The Ultimate Purpose
Prayōjanam (Sanskrit: pra + yojana = that which connects/applies; 'purpose, benefit, fruit, application') is the technical term for the goal or fruit of an undertaking — what the practitioner ultimately gains from engaging with a text, a discipline, or a practice. In the traditional structure of scriptural inquiry, every work begins with four preliminary considerations (anubandha-catuṣṭaya):
- Viṣaya — the subject matter
- Sambandha — the relationship between text and goal
- Prayōjanam — the fruit/benefit
- Adhikārī — the qualified recipient
The One Prayōjanam
In Viśiṣṭādvaita, the ultimate prayōjanam of all spiritual endeavor — all knowledge, all practice, all prapatti — is eternal kaiṅkarya (loving service) to Bhagavān Śrīman Nārāyaṇa in Vaikuṇṭha.
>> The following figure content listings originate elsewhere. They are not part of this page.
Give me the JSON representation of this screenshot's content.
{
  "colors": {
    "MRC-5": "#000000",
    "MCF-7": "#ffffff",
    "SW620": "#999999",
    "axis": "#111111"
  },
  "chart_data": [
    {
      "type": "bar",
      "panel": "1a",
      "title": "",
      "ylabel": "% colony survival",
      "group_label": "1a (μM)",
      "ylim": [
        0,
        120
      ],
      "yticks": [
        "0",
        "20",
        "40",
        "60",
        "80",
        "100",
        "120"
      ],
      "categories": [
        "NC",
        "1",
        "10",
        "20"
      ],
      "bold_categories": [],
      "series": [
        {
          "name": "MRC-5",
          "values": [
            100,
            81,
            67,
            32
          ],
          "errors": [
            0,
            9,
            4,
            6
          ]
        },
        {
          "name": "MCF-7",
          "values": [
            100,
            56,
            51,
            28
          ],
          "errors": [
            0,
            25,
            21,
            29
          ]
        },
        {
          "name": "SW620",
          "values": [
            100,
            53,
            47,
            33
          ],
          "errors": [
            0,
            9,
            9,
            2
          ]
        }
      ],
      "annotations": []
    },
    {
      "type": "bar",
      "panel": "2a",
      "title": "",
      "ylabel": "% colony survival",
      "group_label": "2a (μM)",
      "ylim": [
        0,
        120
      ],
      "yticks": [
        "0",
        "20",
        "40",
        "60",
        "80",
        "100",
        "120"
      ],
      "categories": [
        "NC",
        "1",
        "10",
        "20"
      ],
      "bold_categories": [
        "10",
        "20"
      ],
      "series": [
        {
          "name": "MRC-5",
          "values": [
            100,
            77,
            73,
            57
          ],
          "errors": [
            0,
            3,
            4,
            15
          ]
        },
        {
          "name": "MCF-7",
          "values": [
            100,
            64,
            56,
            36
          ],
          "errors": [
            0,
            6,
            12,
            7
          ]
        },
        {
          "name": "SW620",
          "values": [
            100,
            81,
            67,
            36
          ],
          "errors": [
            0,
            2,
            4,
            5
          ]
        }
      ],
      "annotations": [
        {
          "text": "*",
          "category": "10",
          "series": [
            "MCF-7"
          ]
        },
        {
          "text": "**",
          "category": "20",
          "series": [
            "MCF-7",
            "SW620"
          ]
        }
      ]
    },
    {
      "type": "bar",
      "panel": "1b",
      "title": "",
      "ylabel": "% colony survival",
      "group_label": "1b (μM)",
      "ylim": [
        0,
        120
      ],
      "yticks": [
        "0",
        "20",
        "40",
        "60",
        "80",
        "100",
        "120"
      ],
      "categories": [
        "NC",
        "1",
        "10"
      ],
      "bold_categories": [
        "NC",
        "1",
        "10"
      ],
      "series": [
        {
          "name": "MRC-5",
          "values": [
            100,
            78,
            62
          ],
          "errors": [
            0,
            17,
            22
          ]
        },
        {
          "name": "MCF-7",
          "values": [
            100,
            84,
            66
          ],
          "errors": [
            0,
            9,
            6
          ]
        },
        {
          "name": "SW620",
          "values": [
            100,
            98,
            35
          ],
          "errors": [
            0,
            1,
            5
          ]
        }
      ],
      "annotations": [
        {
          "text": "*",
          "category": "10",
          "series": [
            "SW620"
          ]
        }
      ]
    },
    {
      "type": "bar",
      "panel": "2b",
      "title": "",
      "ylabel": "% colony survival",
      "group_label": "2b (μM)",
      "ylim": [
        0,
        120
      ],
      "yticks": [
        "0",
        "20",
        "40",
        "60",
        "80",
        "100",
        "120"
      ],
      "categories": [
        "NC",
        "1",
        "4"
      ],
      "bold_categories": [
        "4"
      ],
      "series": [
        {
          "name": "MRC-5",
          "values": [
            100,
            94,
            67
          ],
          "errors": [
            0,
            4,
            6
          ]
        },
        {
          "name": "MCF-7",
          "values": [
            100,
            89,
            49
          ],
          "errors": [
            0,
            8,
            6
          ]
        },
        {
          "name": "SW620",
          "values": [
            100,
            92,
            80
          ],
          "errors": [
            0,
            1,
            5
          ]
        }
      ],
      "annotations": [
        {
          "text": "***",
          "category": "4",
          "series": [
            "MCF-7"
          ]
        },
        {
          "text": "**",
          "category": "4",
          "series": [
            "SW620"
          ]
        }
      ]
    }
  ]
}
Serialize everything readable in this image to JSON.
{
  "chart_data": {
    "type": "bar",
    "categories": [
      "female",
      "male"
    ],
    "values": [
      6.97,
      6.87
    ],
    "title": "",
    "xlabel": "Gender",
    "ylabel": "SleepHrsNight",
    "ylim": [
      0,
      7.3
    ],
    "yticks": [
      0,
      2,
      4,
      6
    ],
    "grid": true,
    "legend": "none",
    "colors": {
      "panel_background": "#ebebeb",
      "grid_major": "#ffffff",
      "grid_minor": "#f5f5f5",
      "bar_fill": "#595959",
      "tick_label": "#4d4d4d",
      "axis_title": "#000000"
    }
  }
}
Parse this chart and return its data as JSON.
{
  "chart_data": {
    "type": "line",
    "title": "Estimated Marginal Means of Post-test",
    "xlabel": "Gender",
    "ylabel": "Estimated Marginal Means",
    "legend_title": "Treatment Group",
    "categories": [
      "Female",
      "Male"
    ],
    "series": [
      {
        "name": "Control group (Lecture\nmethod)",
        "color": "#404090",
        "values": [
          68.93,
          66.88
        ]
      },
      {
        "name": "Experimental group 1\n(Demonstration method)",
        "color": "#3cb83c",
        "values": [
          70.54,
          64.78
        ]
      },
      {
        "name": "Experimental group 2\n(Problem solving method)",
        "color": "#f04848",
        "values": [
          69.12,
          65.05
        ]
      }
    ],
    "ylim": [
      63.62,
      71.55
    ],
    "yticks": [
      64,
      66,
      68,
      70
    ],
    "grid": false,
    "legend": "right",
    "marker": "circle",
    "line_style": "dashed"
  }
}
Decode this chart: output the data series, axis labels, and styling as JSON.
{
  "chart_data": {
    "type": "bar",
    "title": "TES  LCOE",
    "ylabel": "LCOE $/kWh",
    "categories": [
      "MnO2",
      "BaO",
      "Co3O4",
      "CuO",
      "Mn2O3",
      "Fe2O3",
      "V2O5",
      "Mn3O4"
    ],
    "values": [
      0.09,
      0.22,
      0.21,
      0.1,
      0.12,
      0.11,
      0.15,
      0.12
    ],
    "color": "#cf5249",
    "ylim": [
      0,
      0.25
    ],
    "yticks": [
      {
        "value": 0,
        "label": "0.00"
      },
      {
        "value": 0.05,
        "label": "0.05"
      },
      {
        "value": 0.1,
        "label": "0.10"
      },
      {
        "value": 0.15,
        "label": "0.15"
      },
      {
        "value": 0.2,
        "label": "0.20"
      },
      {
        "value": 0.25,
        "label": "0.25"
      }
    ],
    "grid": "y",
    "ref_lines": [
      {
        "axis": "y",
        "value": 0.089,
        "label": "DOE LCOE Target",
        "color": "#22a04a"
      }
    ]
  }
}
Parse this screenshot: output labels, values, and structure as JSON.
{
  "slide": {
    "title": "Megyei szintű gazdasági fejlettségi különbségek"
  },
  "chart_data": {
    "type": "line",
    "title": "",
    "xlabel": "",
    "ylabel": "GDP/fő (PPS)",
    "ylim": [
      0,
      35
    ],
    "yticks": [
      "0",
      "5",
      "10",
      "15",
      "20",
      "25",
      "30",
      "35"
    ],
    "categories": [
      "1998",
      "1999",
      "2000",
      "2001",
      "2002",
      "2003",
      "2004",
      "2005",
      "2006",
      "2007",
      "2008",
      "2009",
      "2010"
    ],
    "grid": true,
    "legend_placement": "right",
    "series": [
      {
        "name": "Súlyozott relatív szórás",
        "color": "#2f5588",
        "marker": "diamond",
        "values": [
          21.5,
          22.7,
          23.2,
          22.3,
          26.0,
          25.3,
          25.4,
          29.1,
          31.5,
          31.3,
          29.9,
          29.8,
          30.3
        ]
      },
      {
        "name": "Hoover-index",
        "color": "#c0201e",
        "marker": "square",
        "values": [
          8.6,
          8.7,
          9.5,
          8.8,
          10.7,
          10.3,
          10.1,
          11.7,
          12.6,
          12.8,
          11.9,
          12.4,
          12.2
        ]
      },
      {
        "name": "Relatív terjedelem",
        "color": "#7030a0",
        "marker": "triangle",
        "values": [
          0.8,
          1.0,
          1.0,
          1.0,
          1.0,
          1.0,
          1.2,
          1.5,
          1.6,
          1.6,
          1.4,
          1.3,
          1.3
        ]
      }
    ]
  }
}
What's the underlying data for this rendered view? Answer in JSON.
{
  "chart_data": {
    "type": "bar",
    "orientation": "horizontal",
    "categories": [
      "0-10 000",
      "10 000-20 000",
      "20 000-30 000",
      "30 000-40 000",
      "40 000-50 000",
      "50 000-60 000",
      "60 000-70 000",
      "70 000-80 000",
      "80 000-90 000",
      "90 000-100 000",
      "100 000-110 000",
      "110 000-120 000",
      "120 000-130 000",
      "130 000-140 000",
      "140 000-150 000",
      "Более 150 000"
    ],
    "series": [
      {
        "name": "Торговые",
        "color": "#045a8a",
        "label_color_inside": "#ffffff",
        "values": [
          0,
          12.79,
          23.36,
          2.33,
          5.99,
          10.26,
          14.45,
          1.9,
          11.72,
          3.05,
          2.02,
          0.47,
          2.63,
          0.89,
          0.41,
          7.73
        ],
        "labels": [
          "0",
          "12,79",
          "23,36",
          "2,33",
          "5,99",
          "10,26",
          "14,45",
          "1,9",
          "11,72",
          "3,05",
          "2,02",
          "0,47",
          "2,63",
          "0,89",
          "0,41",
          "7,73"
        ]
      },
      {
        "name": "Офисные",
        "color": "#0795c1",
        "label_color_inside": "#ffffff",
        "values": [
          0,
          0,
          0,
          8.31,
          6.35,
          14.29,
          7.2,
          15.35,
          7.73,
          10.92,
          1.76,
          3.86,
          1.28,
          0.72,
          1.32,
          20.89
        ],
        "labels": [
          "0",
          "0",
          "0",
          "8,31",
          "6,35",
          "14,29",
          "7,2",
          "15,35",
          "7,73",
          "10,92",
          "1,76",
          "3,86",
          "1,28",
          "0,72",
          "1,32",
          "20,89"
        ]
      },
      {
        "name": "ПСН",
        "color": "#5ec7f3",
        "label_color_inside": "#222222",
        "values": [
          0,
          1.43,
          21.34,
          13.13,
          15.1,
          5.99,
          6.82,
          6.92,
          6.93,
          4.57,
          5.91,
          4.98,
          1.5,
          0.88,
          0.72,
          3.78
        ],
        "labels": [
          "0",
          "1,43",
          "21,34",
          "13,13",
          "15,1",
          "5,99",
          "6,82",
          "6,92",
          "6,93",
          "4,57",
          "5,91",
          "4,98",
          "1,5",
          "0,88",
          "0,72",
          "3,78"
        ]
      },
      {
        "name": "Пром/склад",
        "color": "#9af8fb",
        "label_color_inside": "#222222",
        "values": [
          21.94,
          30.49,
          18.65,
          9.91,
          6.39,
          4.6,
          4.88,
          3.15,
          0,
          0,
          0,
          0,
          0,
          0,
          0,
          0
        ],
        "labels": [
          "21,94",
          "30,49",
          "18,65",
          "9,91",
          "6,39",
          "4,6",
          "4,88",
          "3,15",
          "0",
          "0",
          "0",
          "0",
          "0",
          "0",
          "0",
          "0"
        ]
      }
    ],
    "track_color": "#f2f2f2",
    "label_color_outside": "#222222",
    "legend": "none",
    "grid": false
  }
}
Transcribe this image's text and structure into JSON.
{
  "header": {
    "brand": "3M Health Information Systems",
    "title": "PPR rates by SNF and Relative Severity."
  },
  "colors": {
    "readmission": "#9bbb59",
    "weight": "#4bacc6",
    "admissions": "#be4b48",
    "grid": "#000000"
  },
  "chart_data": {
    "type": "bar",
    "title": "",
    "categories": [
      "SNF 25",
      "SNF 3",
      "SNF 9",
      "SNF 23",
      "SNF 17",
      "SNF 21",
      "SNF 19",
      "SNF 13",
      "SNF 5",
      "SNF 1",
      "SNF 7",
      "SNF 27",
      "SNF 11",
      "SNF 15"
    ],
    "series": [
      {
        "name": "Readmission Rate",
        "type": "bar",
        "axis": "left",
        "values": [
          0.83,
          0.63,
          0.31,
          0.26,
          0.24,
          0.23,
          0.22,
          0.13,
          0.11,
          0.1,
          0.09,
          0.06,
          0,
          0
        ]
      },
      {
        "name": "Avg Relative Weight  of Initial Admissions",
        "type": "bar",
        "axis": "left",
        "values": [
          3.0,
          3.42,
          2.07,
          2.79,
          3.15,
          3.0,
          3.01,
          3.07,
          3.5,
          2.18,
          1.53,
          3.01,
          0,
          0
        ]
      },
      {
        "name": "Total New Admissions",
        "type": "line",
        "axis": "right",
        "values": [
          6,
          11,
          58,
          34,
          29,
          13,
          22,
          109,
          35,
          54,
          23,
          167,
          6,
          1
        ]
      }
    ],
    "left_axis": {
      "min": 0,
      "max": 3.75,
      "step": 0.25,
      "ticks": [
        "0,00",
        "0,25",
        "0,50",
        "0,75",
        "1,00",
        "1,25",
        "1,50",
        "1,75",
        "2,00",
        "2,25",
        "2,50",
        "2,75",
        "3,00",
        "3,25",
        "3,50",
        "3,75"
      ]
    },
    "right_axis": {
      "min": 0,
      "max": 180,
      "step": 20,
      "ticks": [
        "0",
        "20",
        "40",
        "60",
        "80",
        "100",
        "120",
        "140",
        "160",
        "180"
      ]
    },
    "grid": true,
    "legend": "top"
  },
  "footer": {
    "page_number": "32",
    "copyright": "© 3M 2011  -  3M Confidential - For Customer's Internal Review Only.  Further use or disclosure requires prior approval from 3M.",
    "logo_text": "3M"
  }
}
Everything else is either a means to this or a preparation for it. Even liberation (mokṣa) is not the final prayōjanam in a negative sense (just freedom from suffering) but in the positive sense of arriving at the realm where one can serve the Lord without limitation.
In Textual Analysis
Commentators of the Divya Prabandham and other granthams regularly identify each work's prayōjanam — what the reader/reciter gains. This is not a commercial promise but a theological statement about the grace embedded in the text.